Lorsque, le dernier weekend de mars, le parti Pirate remporte un franc succès dans le Länder de la Sarre, il apparaît alors comme un potentiel adversaire. Avec ses 7,4%, il devance les Verts et les Libéraux-émocrates, partenaires de coalition d’Angela Merkel, qui se cantonnent à 1,2%.

Un parti enfin reconnu

Les commentateurs politiques et les stratèges des différents partis mesurent désormais l’importance de cette formation politique atypique en Allemagne.
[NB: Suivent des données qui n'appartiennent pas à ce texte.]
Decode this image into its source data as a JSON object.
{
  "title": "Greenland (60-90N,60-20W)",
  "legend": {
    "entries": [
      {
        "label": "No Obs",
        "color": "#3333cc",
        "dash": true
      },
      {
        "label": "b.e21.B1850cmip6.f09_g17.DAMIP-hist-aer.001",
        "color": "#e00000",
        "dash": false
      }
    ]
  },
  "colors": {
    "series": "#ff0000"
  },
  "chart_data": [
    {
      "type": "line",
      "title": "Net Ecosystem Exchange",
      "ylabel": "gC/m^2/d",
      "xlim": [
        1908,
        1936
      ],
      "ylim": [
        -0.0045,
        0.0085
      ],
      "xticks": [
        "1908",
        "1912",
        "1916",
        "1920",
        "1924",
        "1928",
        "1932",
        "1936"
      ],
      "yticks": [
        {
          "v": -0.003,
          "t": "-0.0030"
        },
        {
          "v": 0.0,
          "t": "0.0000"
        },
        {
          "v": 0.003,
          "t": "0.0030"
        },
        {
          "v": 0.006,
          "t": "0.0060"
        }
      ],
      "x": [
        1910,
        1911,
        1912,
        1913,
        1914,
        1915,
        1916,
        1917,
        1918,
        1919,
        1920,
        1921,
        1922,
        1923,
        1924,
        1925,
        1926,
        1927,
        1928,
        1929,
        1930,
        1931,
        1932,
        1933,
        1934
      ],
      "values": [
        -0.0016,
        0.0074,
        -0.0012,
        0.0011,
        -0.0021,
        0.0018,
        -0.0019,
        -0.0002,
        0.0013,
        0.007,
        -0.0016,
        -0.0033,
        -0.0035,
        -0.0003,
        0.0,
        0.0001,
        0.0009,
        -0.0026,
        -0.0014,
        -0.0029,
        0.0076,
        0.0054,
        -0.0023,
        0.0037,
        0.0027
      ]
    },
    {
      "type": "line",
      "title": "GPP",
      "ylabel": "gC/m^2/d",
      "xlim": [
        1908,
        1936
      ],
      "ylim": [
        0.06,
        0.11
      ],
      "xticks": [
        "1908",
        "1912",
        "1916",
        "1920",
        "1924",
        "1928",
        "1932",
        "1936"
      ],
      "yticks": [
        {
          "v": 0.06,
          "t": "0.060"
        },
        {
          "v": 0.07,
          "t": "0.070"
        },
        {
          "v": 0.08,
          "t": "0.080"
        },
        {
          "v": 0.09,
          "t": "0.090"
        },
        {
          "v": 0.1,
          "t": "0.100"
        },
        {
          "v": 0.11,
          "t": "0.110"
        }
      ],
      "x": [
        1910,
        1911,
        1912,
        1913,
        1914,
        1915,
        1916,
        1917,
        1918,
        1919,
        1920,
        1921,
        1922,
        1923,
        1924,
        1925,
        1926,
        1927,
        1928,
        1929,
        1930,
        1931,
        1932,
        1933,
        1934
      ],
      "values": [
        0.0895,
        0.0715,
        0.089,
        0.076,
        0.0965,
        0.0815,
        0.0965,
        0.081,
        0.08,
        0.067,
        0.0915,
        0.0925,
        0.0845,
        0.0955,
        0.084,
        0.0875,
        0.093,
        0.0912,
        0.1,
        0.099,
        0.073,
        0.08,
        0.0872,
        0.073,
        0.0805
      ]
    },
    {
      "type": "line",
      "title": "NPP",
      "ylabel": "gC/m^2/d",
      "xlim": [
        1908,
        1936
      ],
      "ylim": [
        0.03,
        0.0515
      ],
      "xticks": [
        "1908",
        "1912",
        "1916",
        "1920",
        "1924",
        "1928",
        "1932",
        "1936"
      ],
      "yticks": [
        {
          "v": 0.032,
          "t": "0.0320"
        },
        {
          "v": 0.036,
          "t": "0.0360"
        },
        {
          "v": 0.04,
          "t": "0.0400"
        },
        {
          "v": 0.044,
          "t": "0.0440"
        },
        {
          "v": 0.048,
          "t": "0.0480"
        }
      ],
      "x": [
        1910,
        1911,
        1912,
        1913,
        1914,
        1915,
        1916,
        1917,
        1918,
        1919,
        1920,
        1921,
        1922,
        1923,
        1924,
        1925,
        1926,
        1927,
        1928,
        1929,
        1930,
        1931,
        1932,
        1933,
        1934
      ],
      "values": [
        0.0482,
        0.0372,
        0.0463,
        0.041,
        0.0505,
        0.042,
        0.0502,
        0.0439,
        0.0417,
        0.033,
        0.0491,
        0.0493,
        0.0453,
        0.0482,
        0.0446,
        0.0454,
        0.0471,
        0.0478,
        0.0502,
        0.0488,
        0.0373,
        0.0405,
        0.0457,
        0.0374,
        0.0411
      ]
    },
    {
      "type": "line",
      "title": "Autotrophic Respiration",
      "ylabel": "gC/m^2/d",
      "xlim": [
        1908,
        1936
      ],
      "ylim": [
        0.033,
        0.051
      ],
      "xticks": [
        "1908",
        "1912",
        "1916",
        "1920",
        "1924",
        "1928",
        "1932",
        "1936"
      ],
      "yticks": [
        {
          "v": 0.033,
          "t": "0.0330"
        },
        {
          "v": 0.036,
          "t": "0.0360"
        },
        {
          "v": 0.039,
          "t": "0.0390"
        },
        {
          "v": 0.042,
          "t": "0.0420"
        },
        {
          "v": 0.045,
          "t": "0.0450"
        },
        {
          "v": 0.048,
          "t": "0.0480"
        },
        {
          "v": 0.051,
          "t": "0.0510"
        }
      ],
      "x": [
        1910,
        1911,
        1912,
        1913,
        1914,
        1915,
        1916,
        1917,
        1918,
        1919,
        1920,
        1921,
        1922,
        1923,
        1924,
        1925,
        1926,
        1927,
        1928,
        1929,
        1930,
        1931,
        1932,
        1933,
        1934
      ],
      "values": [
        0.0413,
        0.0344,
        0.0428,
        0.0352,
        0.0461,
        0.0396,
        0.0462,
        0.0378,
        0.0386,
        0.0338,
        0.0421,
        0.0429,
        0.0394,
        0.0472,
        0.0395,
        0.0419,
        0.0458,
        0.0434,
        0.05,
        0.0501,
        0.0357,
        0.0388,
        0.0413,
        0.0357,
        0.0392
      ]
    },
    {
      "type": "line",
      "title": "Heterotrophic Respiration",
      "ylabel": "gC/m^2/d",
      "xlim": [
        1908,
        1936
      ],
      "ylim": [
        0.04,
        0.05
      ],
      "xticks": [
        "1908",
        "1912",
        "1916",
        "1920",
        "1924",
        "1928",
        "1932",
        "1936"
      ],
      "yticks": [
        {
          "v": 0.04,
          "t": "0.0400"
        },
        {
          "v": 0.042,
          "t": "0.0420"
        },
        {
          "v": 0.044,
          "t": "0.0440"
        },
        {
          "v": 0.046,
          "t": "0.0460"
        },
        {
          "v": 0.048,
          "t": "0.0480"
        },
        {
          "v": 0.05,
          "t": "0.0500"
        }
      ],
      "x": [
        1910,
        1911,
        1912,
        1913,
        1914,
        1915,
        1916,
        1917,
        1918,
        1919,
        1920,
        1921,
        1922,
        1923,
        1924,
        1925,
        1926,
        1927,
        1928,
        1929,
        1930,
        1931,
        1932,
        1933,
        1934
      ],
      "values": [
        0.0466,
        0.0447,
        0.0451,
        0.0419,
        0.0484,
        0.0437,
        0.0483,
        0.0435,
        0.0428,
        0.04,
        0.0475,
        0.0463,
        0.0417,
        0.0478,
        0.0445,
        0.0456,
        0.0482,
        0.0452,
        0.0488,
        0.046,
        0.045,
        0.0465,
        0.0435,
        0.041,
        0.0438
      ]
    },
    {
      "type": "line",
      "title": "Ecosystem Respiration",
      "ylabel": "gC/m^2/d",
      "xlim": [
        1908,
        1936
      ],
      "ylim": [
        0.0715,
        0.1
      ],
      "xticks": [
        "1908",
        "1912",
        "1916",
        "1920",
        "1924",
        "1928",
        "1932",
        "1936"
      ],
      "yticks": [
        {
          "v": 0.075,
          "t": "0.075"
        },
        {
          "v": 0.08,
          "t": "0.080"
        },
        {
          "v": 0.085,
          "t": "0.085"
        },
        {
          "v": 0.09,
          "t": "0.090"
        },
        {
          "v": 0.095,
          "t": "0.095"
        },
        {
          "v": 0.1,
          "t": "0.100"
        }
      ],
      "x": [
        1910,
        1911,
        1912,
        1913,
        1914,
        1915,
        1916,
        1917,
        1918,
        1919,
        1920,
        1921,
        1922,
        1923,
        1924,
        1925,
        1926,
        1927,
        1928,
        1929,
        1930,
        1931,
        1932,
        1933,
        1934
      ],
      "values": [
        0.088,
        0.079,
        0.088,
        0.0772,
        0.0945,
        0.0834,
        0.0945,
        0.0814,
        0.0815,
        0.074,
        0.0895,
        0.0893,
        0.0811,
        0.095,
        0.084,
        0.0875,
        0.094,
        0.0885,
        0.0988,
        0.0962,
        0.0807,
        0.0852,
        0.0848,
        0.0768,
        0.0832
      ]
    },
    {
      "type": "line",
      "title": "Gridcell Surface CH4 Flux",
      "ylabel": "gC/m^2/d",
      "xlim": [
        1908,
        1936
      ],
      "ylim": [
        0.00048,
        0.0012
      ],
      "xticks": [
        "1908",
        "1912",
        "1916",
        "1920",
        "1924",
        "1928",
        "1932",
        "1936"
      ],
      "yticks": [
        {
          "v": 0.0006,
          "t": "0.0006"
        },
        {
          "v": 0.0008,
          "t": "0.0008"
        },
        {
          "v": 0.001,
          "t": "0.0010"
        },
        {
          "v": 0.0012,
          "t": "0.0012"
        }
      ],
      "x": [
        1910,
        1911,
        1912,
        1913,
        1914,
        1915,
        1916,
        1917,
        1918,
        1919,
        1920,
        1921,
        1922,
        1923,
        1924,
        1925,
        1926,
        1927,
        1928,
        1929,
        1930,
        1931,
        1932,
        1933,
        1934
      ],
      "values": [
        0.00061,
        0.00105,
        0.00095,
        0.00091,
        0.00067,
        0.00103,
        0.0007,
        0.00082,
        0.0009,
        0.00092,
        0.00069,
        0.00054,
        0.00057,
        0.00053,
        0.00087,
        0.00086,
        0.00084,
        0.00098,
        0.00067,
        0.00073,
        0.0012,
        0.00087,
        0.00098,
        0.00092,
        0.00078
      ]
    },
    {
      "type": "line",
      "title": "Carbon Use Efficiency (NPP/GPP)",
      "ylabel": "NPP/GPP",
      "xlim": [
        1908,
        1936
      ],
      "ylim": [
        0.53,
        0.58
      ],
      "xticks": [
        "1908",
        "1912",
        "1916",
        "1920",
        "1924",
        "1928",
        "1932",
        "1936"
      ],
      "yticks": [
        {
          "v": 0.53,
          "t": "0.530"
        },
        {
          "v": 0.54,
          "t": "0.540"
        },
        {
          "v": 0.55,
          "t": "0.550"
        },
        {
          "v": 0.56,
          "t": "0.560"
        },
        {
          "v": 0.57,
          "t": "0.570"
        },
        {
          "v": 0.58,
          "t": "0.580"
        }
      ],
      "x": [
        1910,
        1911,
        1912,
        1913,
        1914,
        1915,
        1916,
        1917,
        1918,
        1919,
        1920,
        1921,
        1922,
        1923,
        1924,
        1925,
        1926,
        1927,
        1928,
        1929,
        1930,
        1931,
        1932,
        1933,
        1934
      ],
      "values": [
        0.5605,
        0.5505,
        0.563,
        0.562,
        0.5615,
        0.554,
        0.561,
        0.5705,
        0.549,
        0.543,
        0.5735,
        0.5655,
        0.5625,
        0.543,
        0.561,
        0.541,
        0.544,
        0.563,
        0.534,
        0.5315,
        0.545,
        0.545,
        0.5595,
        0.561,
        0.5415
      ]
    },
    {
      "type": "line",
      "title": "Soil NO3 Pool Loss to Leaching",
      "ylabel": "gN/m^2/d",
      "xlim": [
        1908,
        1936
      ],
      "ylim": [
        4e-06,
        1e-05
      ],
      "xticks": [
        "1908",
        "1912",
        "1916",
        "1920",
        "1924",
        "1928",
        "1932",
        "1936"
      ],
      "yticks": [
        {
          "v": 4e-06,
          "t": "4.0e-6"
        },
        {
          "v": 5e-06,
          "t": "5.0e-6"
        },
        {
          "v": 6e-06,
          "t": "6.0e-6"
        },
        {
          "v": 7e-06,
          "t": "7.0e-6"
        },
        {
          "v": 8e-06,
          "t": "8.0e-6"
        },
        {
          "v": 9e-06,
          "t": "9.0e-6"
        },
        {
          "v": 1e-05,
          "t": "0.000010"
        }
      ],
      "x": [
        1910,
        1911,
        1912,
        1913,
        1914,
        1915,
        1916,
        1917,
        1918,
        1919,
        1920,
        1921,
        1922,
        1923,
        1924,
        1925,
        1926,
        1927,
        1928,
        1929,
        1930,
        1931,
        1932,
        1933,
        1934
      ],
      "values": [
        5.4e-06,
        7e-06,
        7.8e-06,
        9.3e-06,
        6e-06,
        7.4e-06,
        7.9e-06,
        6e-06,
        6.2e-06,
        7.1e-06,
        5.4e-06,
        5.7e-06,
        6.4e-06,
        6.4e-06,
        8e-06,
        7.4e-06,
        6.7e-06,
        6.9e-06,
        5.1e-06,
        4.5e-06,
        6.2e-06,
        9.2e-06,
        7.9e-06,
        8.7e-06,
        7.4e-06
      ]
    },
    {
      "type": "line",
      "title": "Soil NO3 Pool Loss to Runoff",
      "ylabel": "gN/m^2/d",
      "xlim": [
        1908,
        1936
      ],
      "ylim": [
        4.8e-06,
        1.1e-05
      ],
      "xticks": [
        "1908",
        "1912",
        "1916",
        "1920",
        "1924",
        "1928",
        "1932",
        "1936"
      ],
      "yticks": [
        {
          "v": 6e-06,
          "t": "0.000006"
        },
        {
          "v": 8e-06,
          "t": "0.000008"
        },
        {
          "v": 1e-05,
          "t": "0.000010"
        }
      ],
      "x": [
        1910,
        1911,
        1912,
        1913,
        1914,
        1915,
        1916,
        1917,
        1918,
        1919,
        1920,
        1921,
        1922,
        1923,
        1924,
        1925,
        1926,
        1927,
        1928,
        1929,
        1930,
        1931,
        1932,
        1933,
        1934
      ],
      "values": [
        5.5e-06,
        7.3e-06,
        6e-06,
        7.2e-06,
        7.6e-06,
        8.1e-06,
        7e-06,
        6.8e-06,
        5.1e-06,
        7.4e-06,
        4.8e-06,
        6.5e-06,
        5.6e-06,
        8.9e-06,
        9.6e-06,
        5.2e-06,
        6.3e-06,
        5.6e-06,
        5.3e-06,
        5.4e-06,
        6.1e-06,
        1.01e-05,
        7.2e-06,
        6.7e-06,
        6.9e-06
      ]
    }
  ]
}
Malgré tout, il est encore difficile de savoir s’ils peuvent véritablement infléchir l’échiquier politique en entrant au Parlement Fédéral, lors des élections prévues pour la fin d’année 2013.

Si l’on se réfère aux récents sondages, le parti Pirate peut compter sur environ 12% d’intention de votes. Un chiffre plus que suffisant pour dépasser la barre des 5% nécessaires pour rentrer au Bundestag.

Des lacunes dans l’organisation

Cependant, les critiques ne manquent pas de souligner les lacunes du parti. Les Pirates n’adoptent aucune position claire sur des sujets fondamentaux, tels que la politique étrangère, l’emploi et l’énergie. Leur programme ne fait qu’effleurer ces questions.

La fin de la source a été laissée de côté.